- EUR/USD regains some positive traction on Thursday amid a modest USD downtick.
- Signs of stability in the financial markets seem to weigh on the safe-haven greenback.
- Hawkish Fed expectations, elevated US bond yields should limit losses for the buck.
- Worries about an energy crisis in Europe should cap gains ahead of German/US GDP.
The EUR/USD pair witnessed good two-way price moves on Wednesday and finally settled nearly unchanged for the day. In the absence of any major market-moving economic releases from the Eurozone, the shared currency continues to be weighed down by worries about a deeper economic downturn. Natural gas and electricity prices have spiralled higher in recent weeks to record highs, raising concerns about an extreme energy crisis in Europe. This has been fueling speculations that the region's economy could drop faster and deeper into a recession over the coming months. Apart from this, strong intraday US dollar buying exerted some downward pressure on the major.
Tuesday's knee-jerk reaction to the dismal US PMI prints and weak US home sales data turned out to be short-lived amid expectations that the Fed would stick to its policy tightening path. The bets were reaffirmed by hawkish remarks from Minneapolis Fed President Neel Kashkari, which pushed the yield on the benchmark 10-year US government bond to a two-month high. This, along with mostly upbeat US Durable Goods Orders data, assisted the USD to make a strong comeback and climb back closer to a two-decade high. That said, signs of stability in the financial markets capped the upside for the safe-haven buck and helped limit any further losses for the EUR/USD pair.
Spot prices bounced over 50 pips from the vicinity of the 0.9900 mark – the lowest level since December 2002 touched on Tuesday – and edged higher during the Asian session on Thursday. A modest USD downtick turns out to be a key factor lending support to the EUR/USD pair, though any meaningful recovery still seems elusive. Expectations that Fed Chair Jerome Powell will deliver a more hawkish message at the Jackson Hole symposium on Friday should continue to underpin the greenback and act as a headwind for the major. This makes it prudent to wait for strong follow-through buying before confirming that the pair has bottomed out and positioning for any further gains.
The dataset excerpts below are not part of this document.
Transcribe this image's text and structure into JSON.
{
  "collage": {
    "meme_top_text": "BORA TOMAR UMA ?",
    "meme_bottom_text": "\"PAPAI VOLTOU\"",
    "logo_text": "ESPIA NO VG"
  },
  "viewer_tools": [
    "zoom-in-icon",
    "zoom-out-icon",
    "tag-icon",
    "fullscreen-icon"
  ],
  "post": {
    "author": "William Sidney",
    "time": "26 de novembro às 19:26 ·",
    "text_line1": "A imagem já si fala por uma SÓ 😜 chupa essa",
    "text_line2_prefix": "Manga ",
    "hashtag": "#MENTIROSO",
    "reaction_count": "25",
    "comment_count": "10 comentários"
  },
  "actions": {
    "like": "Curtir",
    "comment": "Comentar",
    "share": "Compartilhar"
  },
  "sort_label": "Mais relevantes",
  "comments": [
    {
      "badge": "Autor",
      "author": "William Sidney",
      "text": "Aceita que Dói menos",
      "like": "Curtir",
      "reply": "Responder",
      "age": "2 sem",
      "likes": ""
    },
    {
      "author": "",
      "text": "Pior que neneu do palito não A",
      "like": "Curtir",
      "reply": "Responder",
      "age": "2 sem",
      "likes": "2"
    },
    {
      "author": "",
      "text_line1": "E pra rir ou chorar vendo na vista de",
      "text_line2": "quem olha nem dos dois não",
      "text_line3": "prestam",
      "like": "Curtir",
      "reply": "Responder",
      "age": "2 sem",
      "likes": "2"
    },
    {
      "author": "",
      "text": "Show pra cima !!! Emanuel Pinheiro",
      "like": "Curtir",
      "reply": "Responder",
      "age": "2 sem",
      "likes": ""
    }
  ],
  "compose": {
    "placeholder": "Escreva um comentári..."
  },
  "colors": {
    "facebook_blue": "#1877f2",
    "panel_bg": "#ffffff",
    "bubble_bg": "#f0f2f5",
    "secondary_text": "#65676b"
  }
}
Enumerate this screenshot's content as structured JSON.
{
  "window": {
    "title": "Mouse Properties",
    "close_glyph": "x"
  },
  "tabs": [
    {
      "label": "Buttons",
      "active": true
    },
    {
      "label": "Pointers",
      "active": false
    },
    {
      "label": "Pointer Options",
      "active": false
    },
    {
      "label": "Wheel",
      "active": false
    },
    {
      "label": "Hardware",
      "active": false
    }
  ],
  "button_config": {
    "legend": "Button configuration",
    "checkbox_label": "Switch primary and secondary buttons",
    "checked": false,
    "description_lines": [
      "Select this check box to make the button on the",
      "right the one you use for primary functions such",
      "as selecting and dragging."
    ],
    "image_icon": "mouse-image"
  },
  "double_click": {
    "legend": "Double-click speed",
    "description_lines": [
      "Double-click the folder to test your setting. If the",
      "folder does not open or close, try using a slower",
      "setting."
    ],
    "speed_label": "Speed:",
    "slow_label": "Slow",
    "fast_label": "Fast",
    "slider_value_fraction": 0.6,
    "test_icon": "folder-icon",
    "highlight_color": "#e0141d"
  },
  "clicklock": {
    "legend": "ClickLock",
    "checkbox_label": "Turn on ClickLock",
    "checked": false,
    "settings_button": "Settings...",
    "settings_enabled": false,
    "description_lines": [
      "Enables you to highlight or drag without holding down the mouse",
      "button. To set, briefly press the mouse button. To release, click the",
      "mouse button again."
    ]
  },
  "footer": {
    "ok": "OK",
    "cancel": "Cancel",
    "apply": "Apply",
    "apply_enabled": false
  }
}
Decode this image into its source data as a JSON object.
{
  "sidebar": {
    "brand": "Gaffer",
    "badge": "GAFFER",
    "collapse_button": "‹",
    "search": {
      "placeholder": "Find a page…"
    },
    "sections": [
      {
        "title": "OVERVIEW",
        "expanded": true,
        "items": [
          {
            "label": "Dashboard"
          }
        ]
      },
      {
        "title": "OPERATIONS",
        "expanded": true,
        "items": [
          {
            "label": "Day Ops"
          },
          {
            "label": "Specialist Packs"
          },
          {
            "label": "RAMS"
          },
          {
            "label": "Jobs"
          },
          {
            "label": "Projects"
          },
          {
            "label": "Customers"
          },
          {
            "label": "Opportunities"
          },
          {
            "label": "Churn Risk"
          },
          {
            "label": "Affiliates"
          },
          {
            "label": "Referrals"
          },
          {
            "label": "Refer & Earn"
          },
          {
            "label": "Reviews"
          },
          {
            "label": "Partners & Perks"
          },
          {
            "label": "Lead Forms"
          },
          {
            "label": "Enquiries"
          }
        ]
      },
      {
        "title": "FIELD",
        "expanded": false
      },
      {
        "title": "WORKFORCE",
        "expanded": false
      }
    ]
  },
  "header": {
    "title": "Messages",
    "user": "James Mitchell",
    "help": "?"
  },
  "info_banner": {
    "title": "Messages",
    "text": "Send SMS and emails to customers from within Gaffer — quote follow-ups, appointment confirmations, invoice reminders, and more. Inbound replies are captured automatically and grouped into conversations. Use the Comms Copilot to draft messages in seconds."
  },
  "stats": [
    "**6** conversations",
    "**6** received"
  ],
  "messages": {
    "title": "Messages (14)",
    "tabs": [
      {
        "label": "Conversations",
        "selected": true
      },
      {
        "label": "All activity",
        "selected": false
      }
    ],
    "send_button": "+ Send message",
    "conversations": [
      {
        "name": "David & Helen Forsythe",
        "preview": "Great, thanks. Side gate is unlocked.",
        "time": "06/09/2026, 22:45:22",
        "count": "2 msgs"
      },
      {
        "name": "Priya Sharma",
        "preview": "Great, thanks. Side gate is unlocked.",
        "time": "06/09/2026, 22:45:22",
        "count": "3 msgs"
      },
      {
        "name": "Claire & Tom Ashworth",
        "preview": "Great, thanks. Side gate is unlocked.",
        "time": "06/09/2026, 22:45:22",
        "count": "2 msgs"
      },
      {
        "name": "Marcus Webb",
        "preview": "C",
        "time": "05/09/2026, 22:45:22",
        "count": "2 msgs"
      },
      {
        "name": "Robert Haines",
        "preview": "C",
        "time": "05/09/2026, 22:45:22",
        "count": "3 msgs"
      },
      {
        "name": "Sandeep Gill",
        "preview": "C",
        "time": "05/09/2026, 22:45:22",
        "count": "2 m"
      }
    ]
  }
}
In the meantime, traders on Thursday might take cues from German data – the final Q2 GDP print and the August IFO survey on Business Climate. This, along with the ECB Monetary Policy Meeting Accounts (minutes) might influence the shared currency. The US economic docket features the release of the Prelim (second estimate) Q2 GDP print. Apart from this, the US bond yields and the broader risk sentiment, will drive the USD demand and provide some impetus to the EUR/USD pair. Traders, however, might refrain from placing aggressive bets ahead of the Jackson Hole symposium.
Technical Outlook
From a technical perspective, any subsequent move up is likely to confront some resistance near the 1.0020-1.0025 region. Some follow-through buying might trigger a short-covering rally and lift the EUR/USD pair further towards the 1.0065-1.0070 intermediate hurdle en route to the 1.0100 round-figure mark. This is closely followed by the 1.0130-1.0135 horizontal barrier, which if cleared decisively will set the stage for some meaningful upside in the near term.
On the flip side, the 0.9965 region now seems to protect the immediate downside, below which the EUR/USD pair could drift back to challenge the YTD low, around the 0.9900 round-figure mark. Sustained weakness below the latter will be seen as a fresh trigger for bearish traders and accelerate the fall towards the next relevant support near the 0.9850-0.9845 zone.